Another quipped that, “You literally just traded journalistic credibility for a ham sandwich.” Toss in a bag of plain Lays potato chips, and that’s not far from the truth.

In addition to the slow death of American journalism, the whole scene is indicative of Trump’s lack of taste. He embodies the tired 1980s-era businessman’s idea of dining, the failed idea that a filet mignon, some format of potato, and out-of-season steamed vegetables constitutes a nice meal. That the lunch buffet at your leadership conference is lavish just because there’s prime rib. Judging from the reviews of Trump’s $199 packages of steak, however, he wouldn’t know good meat if you knocked his toupee off with it.

Indeed, Trump and his band of cronies want us to accept overcooked, overpriced steak and potatoes, both literally and metaphorically. They don’t want us to eat elderflower cured salmon, they probably don’t know what kumquat is (but they definitely don’t like it), and they sure as fuck aren’t down with art gallery after-parties.

“That piece of garbage takes chairs at restaurants that you and I would kill to be guests at, and then asks them to cook a Wagyu ribeye well done,” Wilcenski fumed, explaining why he and his crew chose to protest Trump specifically with fancy food. “It’s a lack of respect for art and local culture.”

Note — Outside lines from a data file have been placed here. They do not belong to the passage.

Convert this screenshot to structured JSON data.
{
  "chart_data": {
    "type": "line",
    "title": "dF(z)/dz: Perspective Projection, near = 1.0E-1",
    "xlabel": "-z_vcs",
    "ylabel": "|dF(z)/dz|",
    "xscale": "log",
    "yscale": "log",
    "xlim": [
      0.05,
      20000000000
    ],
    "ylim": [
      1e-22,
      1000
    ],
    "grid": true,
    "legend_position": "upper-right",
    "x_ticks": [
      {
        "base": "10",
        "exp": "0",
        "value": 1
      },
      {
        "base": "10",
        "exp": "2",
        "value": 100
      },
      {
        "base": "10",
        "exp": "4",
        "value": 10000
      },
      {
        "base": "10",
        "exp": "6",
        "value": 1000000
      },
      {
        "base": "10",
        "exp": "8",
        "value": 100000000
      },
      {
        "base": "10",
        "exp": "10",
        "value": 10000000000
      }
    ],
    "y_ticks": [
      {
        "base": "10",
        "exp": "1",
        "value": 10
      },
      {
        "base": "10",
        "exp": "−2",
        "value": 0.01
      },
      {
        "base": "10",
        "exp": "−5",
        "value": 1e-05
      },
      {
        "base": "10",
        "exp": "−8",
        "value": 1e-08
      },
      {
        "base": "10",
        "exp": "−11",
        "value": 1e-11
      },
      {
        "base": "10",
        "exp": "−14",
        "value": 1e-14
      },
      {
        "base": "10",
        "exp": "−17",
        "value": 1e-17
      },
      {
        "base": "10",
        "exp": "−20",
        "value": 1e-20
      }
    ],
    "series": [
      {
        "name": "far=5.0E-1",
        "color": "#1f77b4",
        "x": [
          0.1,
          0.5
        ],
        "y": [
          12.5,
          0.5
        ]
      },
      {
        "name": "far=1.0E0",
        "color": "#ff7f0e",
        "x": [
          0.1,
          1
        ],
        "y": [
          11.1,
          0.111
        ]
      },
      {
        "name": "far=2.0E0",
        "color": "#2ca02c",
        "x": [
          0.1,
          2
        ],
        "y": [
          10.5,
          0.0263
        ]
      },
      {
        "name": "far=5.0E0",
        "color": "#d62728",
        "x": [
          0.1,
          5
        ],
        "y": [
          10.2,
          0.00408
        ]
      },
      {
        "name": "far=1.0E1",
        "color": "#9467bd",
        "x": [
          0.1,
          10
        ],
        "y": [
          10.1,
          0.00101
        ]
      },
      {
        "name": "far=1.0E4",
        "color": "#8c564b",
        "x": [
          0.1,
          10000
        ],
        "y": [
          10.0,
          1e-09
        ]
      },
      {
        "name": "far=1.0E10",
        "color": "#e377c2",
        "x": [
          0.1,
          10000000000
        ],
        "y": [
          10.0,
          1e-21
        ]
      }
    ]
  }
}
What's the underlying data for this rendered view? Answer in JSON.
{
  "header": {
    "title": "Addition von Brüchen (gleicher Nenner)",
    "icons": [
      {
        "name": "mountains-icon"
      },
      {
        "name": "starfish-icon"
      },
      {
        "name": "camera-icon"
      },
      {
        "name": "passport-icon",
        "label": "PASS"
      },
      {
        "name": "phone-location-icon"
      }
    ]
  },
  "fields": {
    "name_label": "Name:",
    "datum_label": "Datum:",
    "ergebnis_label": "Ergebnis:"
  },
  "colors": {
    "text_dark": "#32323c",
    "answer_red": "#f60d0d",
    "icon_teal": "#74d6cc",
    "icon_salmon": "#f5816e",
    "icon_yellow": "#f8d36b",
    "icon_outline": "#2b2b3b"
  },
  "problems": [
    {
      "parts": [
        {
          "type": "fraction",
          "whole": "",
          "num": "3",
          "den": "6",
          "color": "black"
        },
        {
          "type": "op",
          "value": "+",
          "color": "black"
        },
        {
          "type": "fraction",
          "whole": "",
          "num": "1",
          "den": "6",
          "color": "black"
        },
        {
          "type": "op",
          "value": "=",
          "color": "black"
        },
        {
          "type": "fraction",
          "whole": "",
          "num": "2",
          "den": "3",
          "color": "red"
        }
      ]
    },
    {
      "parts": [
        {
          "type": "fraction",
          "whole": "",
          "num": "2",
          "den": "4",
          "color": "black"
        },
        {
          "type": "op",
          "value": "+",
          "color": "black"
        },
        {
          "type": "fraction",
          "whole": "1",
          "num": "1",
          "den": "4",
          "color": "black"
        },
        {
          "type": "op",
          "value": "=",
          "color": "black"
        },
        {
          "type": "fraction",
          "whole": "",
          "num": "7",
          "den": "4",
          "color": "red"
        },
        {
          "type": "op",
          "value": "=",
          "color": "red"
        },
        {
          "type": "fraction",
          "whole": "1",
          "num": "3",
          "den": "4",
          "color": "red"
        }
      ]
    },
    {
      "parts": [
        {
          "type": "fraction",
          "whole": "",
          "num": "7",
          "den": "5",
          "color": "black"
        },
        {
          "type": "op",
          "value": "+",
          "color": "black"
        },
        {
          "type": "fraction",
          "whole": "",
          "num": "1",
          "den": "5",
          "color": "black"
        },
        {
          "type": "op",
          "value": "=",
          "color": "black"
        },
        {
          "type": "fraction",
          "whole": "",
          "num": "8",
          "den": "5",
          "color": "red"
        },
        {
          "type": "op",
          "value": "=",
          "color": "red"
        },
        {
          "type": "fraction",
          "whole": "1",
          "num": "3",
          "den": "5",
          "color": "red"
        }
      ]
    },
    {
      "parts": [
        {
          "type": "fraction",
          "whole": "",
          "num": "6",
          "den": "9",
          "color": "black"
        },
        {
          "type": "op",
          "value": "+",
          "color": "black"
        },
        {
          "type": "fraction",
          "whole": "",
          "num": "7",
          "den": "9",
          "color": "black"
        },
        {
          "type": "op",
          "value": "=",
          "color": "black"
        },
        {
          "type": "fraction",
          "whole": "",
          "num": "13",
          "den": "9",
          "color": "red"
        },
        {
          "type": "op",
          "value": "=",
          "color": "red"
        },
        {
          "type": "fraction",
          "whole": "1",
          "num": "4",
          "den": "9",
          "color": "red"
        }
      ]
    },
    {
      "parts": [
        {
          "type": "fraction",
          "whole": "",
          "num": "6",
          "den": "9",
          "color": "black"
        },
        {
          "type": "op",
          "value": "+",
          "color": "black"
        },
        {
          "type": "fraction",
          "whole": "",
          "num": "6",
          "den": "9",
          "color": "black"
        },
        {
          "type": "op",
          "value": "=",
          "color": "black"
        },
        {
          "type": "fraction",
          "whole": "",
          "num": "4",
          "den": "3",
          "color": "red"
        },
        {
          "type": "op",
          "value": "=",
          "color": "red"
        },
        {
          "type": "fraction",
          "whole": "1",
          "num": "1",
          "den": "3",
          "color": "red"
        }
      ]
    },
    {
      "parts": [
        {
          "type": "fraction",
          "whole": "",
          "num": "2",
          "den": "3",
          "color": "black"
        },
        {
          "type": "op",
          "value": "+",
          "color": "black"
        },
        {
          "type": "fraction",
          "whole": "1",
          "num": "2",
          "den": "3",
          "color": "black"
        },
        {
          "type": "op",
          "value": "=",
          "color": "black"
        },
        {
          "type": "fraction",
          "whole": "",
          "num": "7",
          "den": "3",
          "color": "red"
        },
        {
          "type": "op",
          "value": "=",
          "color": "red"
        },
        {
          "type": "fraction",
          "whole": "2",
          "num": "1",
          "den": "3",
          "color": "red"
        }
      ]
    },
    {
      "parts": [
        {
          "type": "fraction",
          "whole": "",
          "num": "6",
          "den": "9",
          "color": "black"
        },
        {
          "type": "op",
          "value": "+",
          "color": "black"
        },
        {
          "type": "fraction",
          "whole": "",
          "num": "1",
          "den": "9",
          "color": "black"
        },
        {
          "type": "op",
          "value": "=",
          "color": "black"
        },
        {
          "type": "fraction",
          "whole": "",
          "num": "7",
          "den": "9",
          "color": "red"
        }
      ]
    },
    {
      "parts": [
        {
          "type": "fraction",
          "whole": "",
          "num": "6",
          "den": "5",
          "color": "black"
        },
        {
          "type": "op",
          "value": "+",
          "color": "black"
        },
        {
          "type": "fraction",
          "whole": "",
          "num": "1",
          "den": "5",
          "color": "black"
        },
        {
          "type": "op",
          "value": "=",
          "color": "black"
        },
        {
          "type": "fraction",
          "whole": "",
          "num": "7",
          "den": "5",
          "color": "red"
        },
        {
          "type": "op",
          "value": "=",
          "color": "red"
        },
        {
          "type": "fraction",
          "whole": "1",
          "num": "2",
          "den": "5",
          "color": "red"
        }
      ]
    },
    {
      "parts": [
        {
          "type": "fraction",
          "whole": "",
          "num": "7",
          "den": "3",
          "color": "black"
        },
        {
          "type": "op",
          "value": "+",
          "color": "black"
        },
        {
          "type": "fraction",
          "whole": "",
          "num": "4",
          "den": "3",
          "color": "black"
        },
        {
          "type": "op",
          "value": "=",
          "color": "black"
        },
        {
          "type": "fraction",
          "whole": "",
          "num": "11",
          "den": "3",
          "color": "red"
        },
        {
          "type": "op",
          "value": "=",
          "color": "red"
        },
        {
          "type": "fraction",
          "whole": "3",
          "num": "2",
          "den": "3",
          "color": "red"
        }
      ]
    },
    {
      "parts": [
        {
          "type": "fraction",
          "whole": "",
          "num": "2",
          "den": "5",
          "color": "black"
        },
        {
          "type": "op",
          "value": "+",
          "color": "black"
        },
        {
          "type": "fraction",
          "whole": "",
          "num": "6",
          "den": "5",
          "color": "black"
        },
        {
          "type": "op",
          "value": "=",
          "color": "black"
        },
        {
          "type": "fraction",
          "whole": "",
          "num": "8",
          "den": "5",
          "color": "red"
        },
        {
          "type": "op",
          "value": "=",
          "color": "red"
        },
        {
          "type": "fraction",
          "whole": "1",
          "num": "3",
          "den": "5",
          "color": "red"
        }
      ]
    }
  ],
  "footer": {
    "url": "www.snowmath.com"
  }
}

I’ll be honest, it’s hard right now to sit down and write anything about Seattle dining scene other than, “Why the fuck do you care how the quail egg was cooked? Greedy white bigots are inciting racial violence and stripping the country of its assets right the fuck now! A woman’s right to choose is under assault and you’re really going to sit here and try to figure out where the cheapest happy hour nachos are?” But the Rough Draft crew’s whimsical, intellectual approach to cuisine always reminds me why food is worth thinking about. We are what we eat, they say, and I would agree that food is one of the best barometers of culture there is.

In that way, spending your money on the kind of meal that is a celebration of the values we hold dear—no matter how fancy or how humble—is a powerful rejection of Trumpian values.